The Denver Broncos are in a bit of an unfavorable situation despite winning Super Bowl 50. With Peyton Manning retired and Brock Osweiler the new starting quarterback for the Houston Texans, the Broncos are going to have to adapt quickly in order to stay relevant offensively.
It’s highly expected that Mark Sanchez will step up into the vacant starting quarterback role. Regardless of Sanchez’ relatively mediocre professional career, on paper he’s the better option over Trevor Siemian and Paxton Lynch.
Having said that, there’s no denying Sanchez is a massive downgrade from Manning. But that doesn’t mean the Broncos can’t find success with him – they’ll simply need to play to Sanchez’ strengths.
Sanchez had a statistically decent rookie season with the New York Jets back in 2009. He went for 2,444 yards and 12 touchdowns. And yet, the Jets managed to reach the Conference Championship for the first time in three years. His value to the Jets increased because the Jets arranged the offense around his capabilities.
In no way shape or form is Sanchez a slinger quarterback. He’s not reliable in a collapsing pocket, and he’ll likely throw an interception or be subject to a butt fumble.
And for a starting quarterback, that just sounds plain awful.
But let me explain why it’s not.
Sanchez is a hand-off quarterback first, who will throw in a “worst-case scenario” situation. He managed to lead the Jets to the playoffs because the Jets played to his strengths – they looked for the hand off and wracked up 2,756 rushing yards in a season. Opening up the running game worked wonders for the Jets, and they advanced to the playoffs as a result with Sanchez leading the way.

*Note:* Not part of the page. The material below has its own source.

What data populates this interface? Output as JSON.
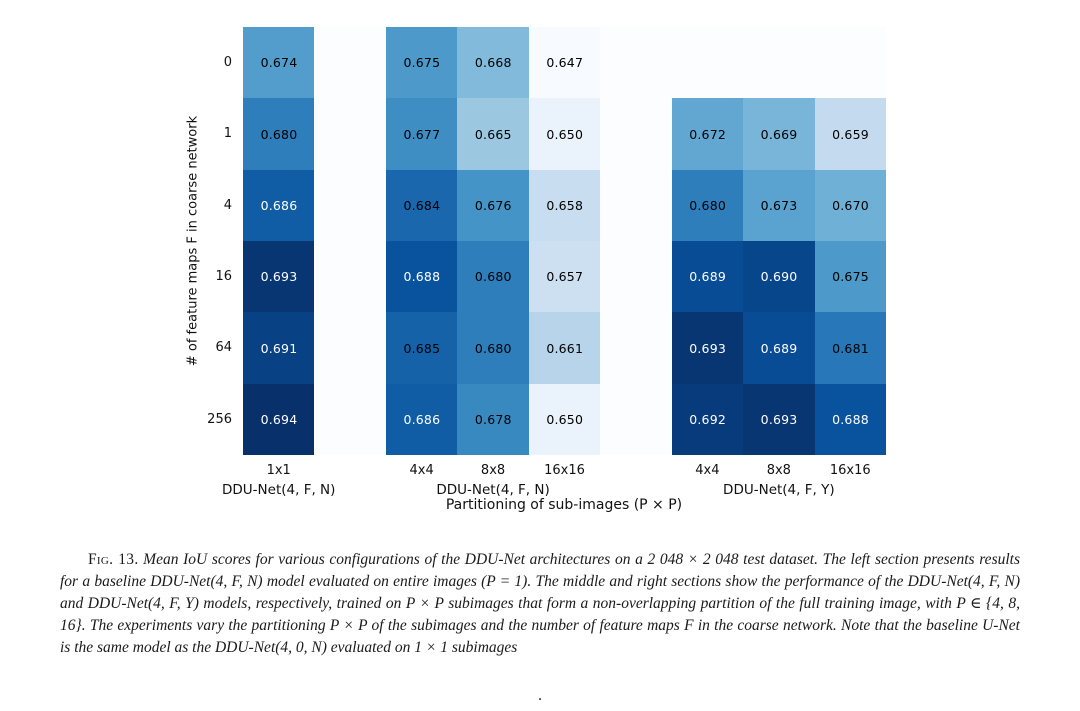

But with that sort of limitation on their offense, the Jets needed to adjust accordingly on defense; which they did, allowing them to make it to the playoffs in the first place. The Jets’ defense ranked best in the league in 2009.
As we all know from Super Bowl 50, defense wins games.
And for now, the Broncos have the best defense in the league.
Sanchez has potential. His role to the Broncos isn’t necessarily as central as Manning’s once was, and that’s ok – so long as the Broncos can adapt to a new style offense for the first time since 2012.